Russia's richest man Alexey Mordashov joins the Covid float gold rush

Russia’s wealthiest man is plotting to list a second company in London to take advantage of a Covid-era gold rush.

Alexey Mordashov’s mining giant Nordgold is set to become the latest in a string of blockbuster floats that have taken the London Stock Exchange by storm this year.

Nordgold will join the bourse’s main market in a premium listing this summer and is expected to be valued at £3.5billion. 

High profile: Russia's richest man Alexey Mordashov backs the Moscow-based Bolshoi theatre (pictured)

High profile: Russia’s richest man Alexey Mordashov backs the Moscow-based Bolshoi theatre (pictured)

The company was on the LSE until 2017 when Mordashov, 55, took it private – claiming its £920million market value at that time was far too cheap.

But since then gold prices have soared, and last night hit the highest level in five months at $1,871 an ounce.

It is the second major listing Mordashov has on the London stock exchange, following on from steel giant Severstal which went public in 2006.

While many will cheer another multi-billion float, others in the City have reservations. Many of Russia’s oligarchs have made their fortunes through natural resources – but their companies have sometimes raised eyebrows when they have joined the LSE.

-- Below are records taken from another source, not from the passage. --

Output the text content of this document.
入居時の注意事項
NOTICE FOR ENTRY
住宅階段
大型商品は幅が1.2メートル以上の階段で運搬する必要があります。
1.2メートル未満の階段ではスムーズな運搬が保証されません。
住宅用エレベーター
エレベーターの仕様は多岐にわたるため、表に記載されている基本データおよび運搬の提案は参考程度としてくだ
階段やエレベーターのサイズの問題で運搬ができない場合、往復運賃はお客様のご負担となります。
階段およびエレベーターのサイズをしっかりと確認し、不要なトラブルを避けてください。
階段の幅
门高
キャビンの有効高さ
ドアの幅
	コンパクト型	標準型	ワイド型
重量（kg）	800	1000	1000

London-listed aluminium producer EN+ suffered when it was hit by US sanctions imposed on a number of Russian firms after the country was blamed for the attempted assassination of dissident Sergei Skripal and his daughter Yulia in Salisbury in 2018.

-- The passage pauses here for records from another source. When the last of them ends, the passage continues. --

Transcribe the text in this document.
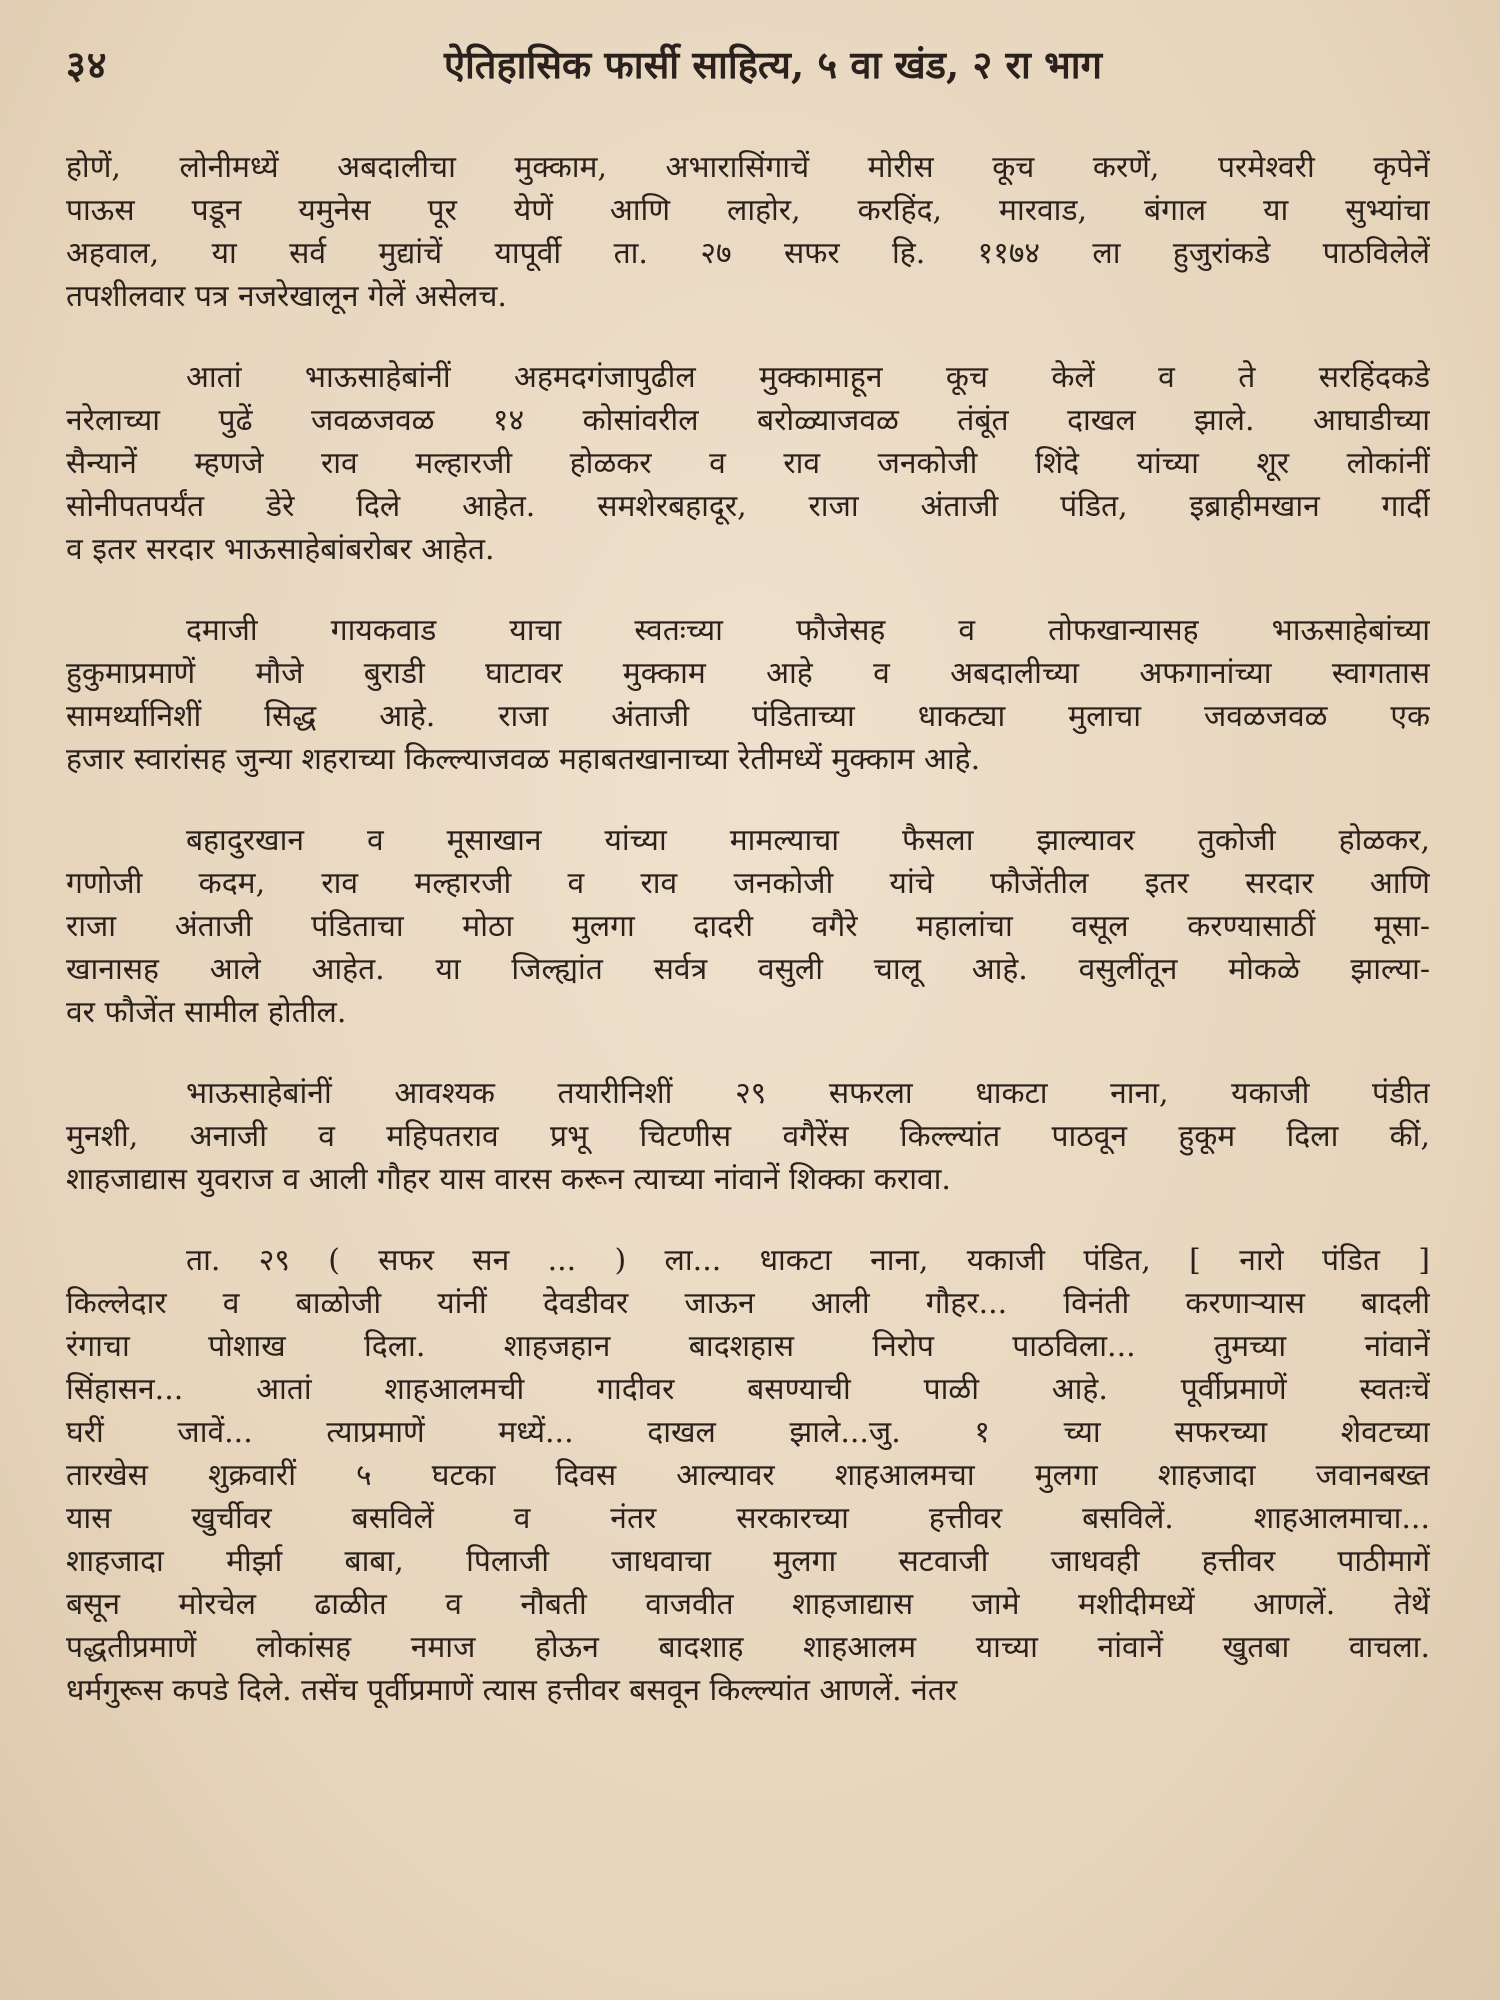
३४	ऐतिहासिक फार्सी साहित्य, ५ वा खंड, २ रा भाग
होणें, लोनीमध्यें अबदालीचा मुक्काम, अभारासिंगाचें मोरीस कूच करणें, परमेश्वरी कृपेनें
पाऊस पडून यमुनेस पूर येणें आणि लाहोर, करहिंद, मारवाड, बंगाल या सुभ्यांचा
अहवाल, या सर्व मुद्यांचें यापूर्वी ता. २७ सफर हि. ११७४ ला हुजुरांकडे पाठविलेलें
तपशीलवार पत्र नजरेखालून गेलें असेलच.
आतां भाऊसाहेबांनीं अहमदगंजापुढील मुक्कामाहून कूच केलें व ते सरहिंदकडे
नरेलाच्या पुढें जवळजवळ १४ कोसांवरील बरोळ्याजवळ तंबूंत दाखल झाले. आघाडीच्या
सैन्यानें म्हणजे राव मल्हारजी होळकर व राव जनकोजी शिंदे यांच्या शूर लोकांनीं
सोनीपतपर्यंत डेरे दिले आहेत. समशेरबहादूर, राजा अंताजी पंडित, इब्राहीमखान गार्दी
व इतर सरदार भाऊसाहेबांबरोबर आहेत.
दमाजी गायकवाड याचा स्वतःच्या फौजेसह व तोफखान्यासह भाऊसाहेबांच्या
हुकुमाप्रमाणें मौजे बुराडी घाटावर मुक्काम आहे व अबदालीच्या अफगानांच्या स्वागतास
सामर्थ्यानिशीं सिद्ध आहे. राजा अंताजी पंडिताच्या धाकट्या मुलाचा जवळजवळ एक
हजार स्वारांसह जुन्या शहराच्या किल्ल्याजवळ महाबतखानाच्या रेतीमध्यें मुक्काम आहे.
बहादुरखान व मूसाखान यांच्या मामल्याचा फैसला झाल्यावर तुकोजी होळकर,
गणोजी कदम, राव मल्हारजी व राव जनकोजी यांचे फौजेंतील इतर सरदार आणि
राजा अंताजी पंडिताचा मोठा मुलगा दादरी वगैरे महालांचा वसूल करण्यासाठीं मूसा-
खानासह आले आहेत. या जिल्ह्यांत सर्वत्र वसुली चालू आहे. वसुलींतून मोकळे झाल्या-
वर फौजेंत सामील होतील.
भाऊसाहेबांनीं आवश्यक तयारीनिशीं २९ सफरला धाकटा नाना, यकाजी पंडीत
मुनशी, अनाजी व महिपतराव प्रभू चिटणीस वगैरेंस किल्ल्यांत पाठवून हुकूम दिला कीं,
शाहजाद्यास युवराज व आली गौहर यास वारस करून त्याच्या नांवानें शिक्का करावा.
ता. २९ ( सफर सन ... ) ला... धाकटा नाना, यकाजी पंडित, [ नारो पंडित ]
किल्लेदार व बाळोजी यांनीं देवडीवर जाऊन आली गौहर... विनंती करणाऱ्यास बादली
रंगाचा पोशाख दिला. शाहजहान बादशहास निरोप पाठविला... तुमच्या नांवानें
सिंहासन... आतां शाहआलमची गादीवर बसण्याची पाळी आहे. पूर्वीप्रमाणें स्वतःचें
घरीं जावें... त्याप्रमाणें मध्यें... दाखल झाले...जु. १ च्या सफरच्या शेवटच्या
तारखेस शुक्रवारीं ५ घटका दिवस आल्यावर शाहआलमचा मुलगा शाहजादा जवानबख्त
यास खुर्चीवर बसविलें व नंतर सरकारच्या हत्तीवर बसविलें. शाहआलमाचा...
शाहजादा मीर्झा बाबा, पिलाजी जाधवाचा मुलगा सटवाजी जाधवही हत्तीवर पाठीमागें
बसून मोरचेल ढाळीत व नौबती वाजवीत शाहजाद्यास जामे मशीदीमध्यें आणलें. तेथें
पद्धतीप्रमाणें लोकांसह नमाज होऊन बादशाह शाहआलम याच्या नांवानें खुतबा वाचला.
धर्मगुरूस कपडे दिले. तसेंच पूर्वीप्रमाणें त्यास हत्तीवर बसवून किल्ल्यांत आणलें. नंतर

The group had to agree to reduce the stake of Russian tycoon and former company president Oleg Deripaska, who had been targeted because of his close links to the Kremlin.

And unlike fellow oligarachs, such as Everton-investor Alisher Usmanov and Chelsea-owner Roman Abramovich, little is known about Mordashov although his wealth far outstrips their fortunes.

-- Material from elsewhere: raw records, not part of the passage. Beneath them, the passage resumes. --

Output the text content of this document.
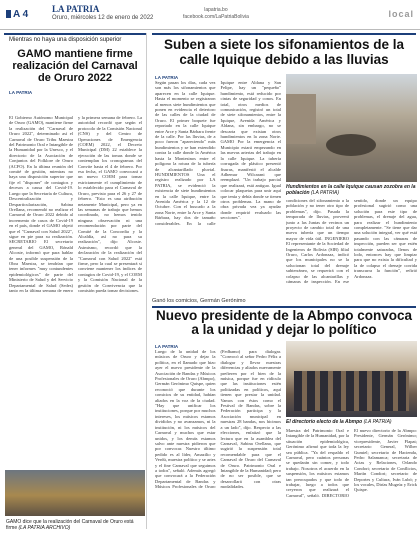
A 4	LA PATRIA
Oruro, miércoles 12 de enero de 2022
lapatria.bo
facebook.com/LaPatriaBolivia	local
Mientras no haya una disposición superior
GAMO mantiene firme realización del Carnaval de Oruro 2022
LA PATRIA
El Gobierno Autónomo Municipal de Oruro (GAMO), mantiene firme la realización del "Carnaval de Oruro 2022", determinado así el Carnaval de Oruro Tribu Maestra del Patrimonio Oral e Intangible de la Humanidad por la Unesco, y el directorio de la Asociación de Conjuntos del Folklore de Oruro (ACFO). En la última reunión del comité de gestión, mientras no haya una disposición superior que fije el "disponer" de contagios y decesos a causa del Covid-19. Luego que la Secretaría de Cultura, Descentralización y Desparticularización, Sabina Orellana, recomendó no realizar el Carnaval de Oruro 2022 debido al incremento de casos de Covid-19 en el país, donde el GAMO objetó que el "Carnaval con Salud 2022", sigue en pie para su realización. SECRETARIO El secretario general del GAMO, Rónald Alcoste, informó que para hablar de una posible suspensión de la Obra Maestra, se tendrían que tener informes "muy contundentes epidemiológicos" de parte del Ministerio de Salud y del Servicio Departamental de Salud (Sedes) tanto en la última semana de enero y la primera semana de febrero. La autoridad recordó que según el protocolo de la Comisión Nacional (CNS) y del Centro de Operaciones de Emergencia (COEM) 2022, el Decreto Municipal (DM) 22 establece la ejecución de las tomas donde se contemplan los cronogramas del Convite hasta el 4 de febrero. Por esa fecha, el GAMO convocará a un nuevo COEM para tomar estrictamente el cumplimiento de lo establecido para el Carnaval de Oruro, previsto para el 26 y 27 de febrero. "Esto es una atribución netamente Municipal, pero ya en las semanas de trabajo que hemos coordinado, no hemos tenido ninguna observación ni una recomendación por parte del Comité de la Concordia y la Alcaldía, así no para su realización", dijo Alcoste. Asimismo, recordó que la declaración de la realización del "Carnaval con Salud 2022" está firme, pero la cual se presentará si conviene mantener los índices de contagios de Covid-19, y el COEM y la Comisión Nacional de la gestión de Convivencia que la comisión pueda tomar decisiones.
GAMO dice que la realización del Carnaval de Oruro está firme (LA PATRIA ARCHIVO)
Suben a siete los sifonamientos de la calle Iquique debido a las lluvias
LA PATRIA
Según pasan los días, cada vez son más los sifonamientos que aparecen en la calle Iquique. Hasta el momento se registraron al menos siete hundimientos que ponen en evidencia el deterioro de las calles de la ciudad de Oruro. El primer boquete fue reportado en la calle Iquique entre Arce y Santa Bárbara frente de la calle. Por las lluvias, de a poco fueron "apareciendo" más hundimientos y se han extendido contra la calle donde la América hasta la Montesinos entre el polígono la rotura de la tubería de alcantarillado pluvial. HUNDIMIENTOS Una el registro realizado por LA PATRIA, se evidenció la existencia de siete hundimientos en la calle Iquique, entre la Avenida América y la 12 de Octubre. Con el buscado a la zona Norte, entre la Arce y Santa Bárbara, hay dos de tamaño considerables. En la calle Iquique entre Aldana y San Felipe, hay un "pequeño" hundimiento, está reducido por cintas de seguridad y conos. En total, otros medios de comunicación, registró un total de siete sifonamientos, entre la Iquique, Avenida América y Aldana, sin embargo, no se descarta que existan otros hundimientos en la zona Norte. GAMO Por la emergencia el Municipio estará empezando en las nuevas arterias del trabajo en la calle Iquique. La tubería corrugada de plástico presentó fisuras, manifestó el alcalde Adhemar Wilcarani que reemplazó. "Un trabajo parcial que realizará, está antiguo. Igual colocar plaquetas para unir aquí que tenía y debía donde se tienen otros problemas. La mano de obra privada vea ya ayudar donde requirió evaluarlo las secciones".
Hundimientos en la calle Iquique causan zozobra en la población (LA PATRIA)
condiciones del sifonamiento a la población y no tener otro tipo de problemas", dijo. Pasada la temporada de lluvias, proveerá junto a las Juntas de vecinos un proyecto de cambio total de una nueva tubería que un tiempo mayor de vida útil. INGENIERO El representante de la Sociedad de Ingenieros de Bolivia (SIB) filial Oruro, Carlos Ardonzaz, indicó que los municipales no se la solucionan total del drenaje subterráneo, se requerirá con el colapso de las alcantarillas y cámaras de inspección. En ese sentido, donde un equipo profesional sugirió como una solución para este tipo de problemas, el drenaje del agua, para realizar el hundimiento completamente. "Se tiene que dar una solución integral, ver qué está pasando con las cámaras de inspección, pueden ser que estén totalmente saturadas, llenos de lodo, entonces hay que limpiar para que no exista la dificultad y la de colapso el drenaje corrida transcurra la función", refirió Ardonzaz.
Ganó los comicios, Germán Gerónimo
Nuevo presidente de la Abmpo convoca a la unidad y dejar lo político
LA PATRIA
Luego de la unidad de los músicos de Oruro y dejar la política, en el llamado que hizo ayer el nuevo presidente de la Asociación de Bandas y Músicos Profesionales de Oruro (Abmpo), Germán Gerónimo Quispe, quien reconoció que durante los comicios de su entidad, habían aliados en la voz de la ciudad. "Hay que unificar los instituciones, porque por muchos intereses, los músicos estamos divididos y no avanzamos, ni la institución, ni los músicos del Carnaval y muchos que estar unidos, y los demás estamos salvo ante nuestra pidieron que por convocar. Nuestro último pedido es al líder, Amazilio y Verdú, muestra político y se artes y el fine Carnaval que seguimos a todos", señaló. Además agregó que convocará a la Federación Departamental de Bandas y Músicos Profesionales de Oruro (Fedbamo) para dialogar. "Convocó al señor Pedro Félix a dialogar y llevar nuestras diferencias y aliados nuevamente prefieren por el bien de la música, porque fue en ridículo que las instituciones estén politizadas en políticos, aquí tienen que prestar la unidad. Vamos con éstos como el Festival de Bandas, sobre la Federación participa y la Asociación municipal en nuestras 28 bandas, nos hicimos a un lado", dijo. Respecto a las elecciones, enfatizó que la lectura que en la asamblea del Carnaval, Sabina Orellana, que sugirió la suspensión total recomendable para que el Carnaval de Oruro del Carnaval de Oruro. Patrimonio Oral e Intangible de la Humanidad; pero de no ser posible, que se desarrollará con otras modalidades.
El directorio electo de la Abmpo (LA PATRIA)
Maestra del Patrimonio Oral e Intangible de la Humanidad, por la situación epidemiológica, Gerónimo afirmó que toda la ley sea pública. "Ya del respaldo el Carnaval, pero cuántos personas se quedarán sin comer, y todo trabajo. Nosotros el acuerdo en la suspensión, los músicos estamos tan preocupados y que todo de trabajar, luego a todos que creyeron que realizará el Carnaval", señaló. DIRECTORIO El nuevo directorio de la Abmpo: Presidente, Germán Gerónimo; vicepresidente, Javier Flapat; secretario General, Wilber Gumiel; secretario de Hacienda, Pedro Salamanca; secretaria de Actas y Relaciones, Orlando Condori; secretario de Conflictos, Martín Condori; secretario de Deportes y Cultura, Iván Lubó; y los vocales, Dirías Mugrúz y Erick Quispe.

According to Forbes, Mordashov and his family were listed as the richest in Russia by Forbes earlier this year with an estimated £20.5billion fortune.

While publicity-shy, the father-of-seven’s life is also glitzy.

As well as a private jet he owns two luxury yachts, the £355million Nord and the much smaller £40million Lady M.

Through his steel behemoth Severstal, from which Nordgold was spun off, he is a high-profile sponsor of Russia’s Bolshoi and Mariinsky theatres.

Outside of the realm of heavy industry and the arts, his family also owns a 30 per cent stake in Anglo-German travel giant Tui.

And like Usmanov, Abramovich and Deripaska he is a self-made man.

Mordashov’s mother and father were both steel mill workers in Cherepovets, a city in Vologda Oblast in western Russia. 

After attending university in St Petersburg he went back to Cherepovets and took a job at the same steel plant where his parents had worked.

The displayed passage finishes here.